As a best practice, design your tables to use only the disk space you require. For example, use the fewest digits of precision in numerics to save space, and do not set user-controllable sizes to their maximum values when smaller sizes are sufficient.

The following table describes the amount of disk space the following data types use.
Table 1. Data type disk usage
Data type Usage
big integers (INT8) 8 bytes
integers (INT4) 4 bytes
small integers (INT2) 2 bytes
tiny integers (INT1) and bools 1 byte
numerics of more than 18 digits of precision 16 bytes
numerics with 10 - 18 digits 8 bytes
numerics of 9 or fewer digits 4 bytes
float8s 8 bytes
float4s 4 bytes
times with time zone and intervals 12 bytes
times and timestamps 8 bytes
dates 4 bytes
char(16) 16 bytes
char(n*) and varchar(n)

The char data types of more than 16 bytes are represented on disk as if they were varchar data types of the same nominal size.
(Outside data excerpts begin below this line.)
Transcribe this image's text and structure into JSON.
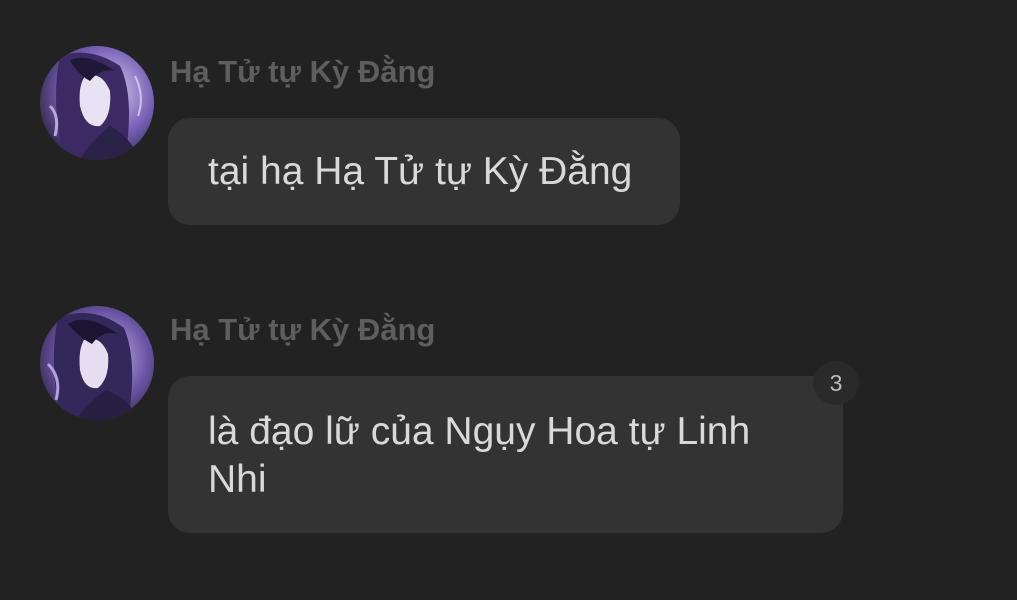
{
  "messages": [
    {
      "sender": "Hạ Tử tự Kỳ Đằng",
      "text": "tại hạ Hạ Tử tự Kỳ Đằng"
    },
    {
      "sender": "Hạ Tử tự Kỳ Đằng",
      "text": "là đạo lữ của Ngụy Hoa tự Linh Nhi",
      "reaction_count": "3"
    }
  ],
  "colors": {
    "background": "#222222",
    "bubble": "#333333",
    "sender_name": "#5e5e5e",
    "message_text": "#d9d9d9",
    "avatar_accent": "#6b4fa3"
  },
  "icons": {
    "avatar": "anime-character-avatar"
  }
}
N+2, or fewer, bytes, depending on actual content
char(1) 1 byte
nchar(n*) and nvarchar(n)

The nchar and nvarchar characters are always stored as if they were nvarchars.

N+2 to (4 * N) + 2
Keep in mind the following characteristics of Netezza Performance Server for Cloud Pak for Data and Netezza Performance Server for Cloud Pak for Data System tables:
  • In all tables, every record also includes three 8-byte special fields that represent a rowid, the transaction ID of the transaction that created the row, and the transaction ID of the transaction that deleted the row (which is 0 if the row is not deleted). These columns are referred to as the special columns or specials.
  • Every varchar data type whose declared size is greater than 16 and whose actual content is an odd number of bytes gets a pad byte.
  • Most records also include a header that consists of a length (2 bytes) and a null vector (N/8 bytes, where N is the number of columns in the record). The system rounds up the size of this header to a multiple of 4 bytes. The only time a record does not contain a header is if there are no nullable columns and no variable-sized columns (varchar and char data types over 16 bytes).
  • Because every record begins on a 4-byte boundary, round up your overall record size accordingly.
  • The smallest unit of allocation on a data slice is an extent, which currently is 3 MB of disk space. This number could change in future releases of the software.